I have been following Emily's blog for well over a year now, after reading her story in People magazine. I've met a couple of wonderful women on this site who are tremendously helpful and we e-mail almost daily. One of them told me about a group of women called "Booze free brigade" on yahoo -- I've joined and on a daily basis there are more e-mails than I can read (so I skim and focus on some more than others), but there is so much support there that I do want to pass it on for anyone here who is interested: http://groups.yahoo.com/group/Booze_free_brigade Thanks, Emily, for all that you do --Montana
Em...this fortune is tellin ya something girl! You're like E.F. Hutton baby....when Em speaks, we ALL listen! Maybe you need to pull out some old journal entries to share from when you first got sober and post them on here.....it will not only help the readers/followers, but it might light a fire under you to get you back on track and out of your blahism :) When I get down, I always force myself to recall the old days when I was still drinking and how miserable my life was - it always seems to bring me "up" and makes me quit feeling sorry for myself - I COULD still be back there drunk, hungover, full of shame, guilt, embarassment, sadness, etc., etc. every day - but I'm not by the Grace of God and my program! I have a pretty good life right now - and I work on being grateful to God that he has given me yet "one more chance" at sobriety.
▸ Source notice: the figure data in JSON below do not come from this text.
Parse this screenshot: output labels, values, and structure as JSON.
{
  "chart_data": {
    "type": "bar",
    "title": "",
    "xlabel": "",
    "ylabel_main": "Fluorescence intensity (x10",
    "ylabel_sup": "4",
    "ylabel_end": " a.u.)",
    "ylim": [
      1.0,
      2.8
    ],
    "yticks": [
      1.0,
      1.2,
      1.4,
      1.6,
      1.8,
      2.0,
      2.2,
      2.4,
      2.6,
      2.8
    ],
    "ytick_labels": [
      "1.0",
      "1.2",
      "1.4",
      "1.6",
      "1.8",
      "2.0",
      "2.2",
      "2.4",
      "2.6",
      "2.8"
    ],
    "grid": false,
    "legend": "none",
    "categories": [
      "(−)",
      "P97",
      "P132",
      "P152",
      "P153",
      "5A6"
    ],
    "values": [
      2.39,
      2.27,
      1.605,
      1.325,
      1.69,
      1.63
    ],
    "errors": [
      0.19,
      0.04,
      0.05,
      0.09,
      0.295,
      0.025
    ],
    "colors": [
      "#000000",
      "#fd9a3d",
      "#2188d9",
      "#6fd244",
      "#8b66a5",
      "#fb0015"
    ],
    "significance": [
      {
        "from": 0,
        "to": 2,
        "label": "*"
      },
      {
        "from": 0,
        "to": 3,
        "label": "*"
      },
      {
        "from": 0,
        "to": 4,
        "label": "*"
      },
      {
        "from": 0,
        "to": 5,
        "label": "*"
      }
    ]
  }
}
Don't get me wrong though....my life ain't exactly a bowl of cherries right now either....I've got the IRS deal looming over my head, we are working on starting a business that is taking every spare cent and then some and it's totally stressing me the hell out and I'm dealing with my sweet, sweet, loving 14 yr old turning into a rude, sarcastic, cocky, mouthy, moody teenager and I don't like it at all....nobody ever said that life would automatically be happy-go-lucky-free in sobriety, but damn ladies....I cannot even fathom trying to get thru these things while downing a 750 ml of vodka a day. Grateful to be sober today :)Hugs to everyone! And yes Montana, I just finished reading my Booze Free Brigade daily digest - especially good stuff on marriages before and after sobriety.Ms. Emily - I will see YOU GIRLFRIEND in a little over 48 hours - I am SOOOOOO FREAKIN EXCITED but nervous - not sure why I'm nervous...hell, who knows - I just can't wait!Happy Saturday to everyone!
Oops, almost forgot to tell y'all...just got my copy of "Diary of an Alcoholic Housewife" and began reading it Thursday nite around 10:30 p.m.....AWESOME book so far. It's a true story and it's made up of this gal's journal entries - very insightful and relatable (for me anyway). I got my copy at Amazon.com for less than $10 but I think Barnes & Noble is carrying it too. The author is Brenda Wilhelmson - check it out if you are interested.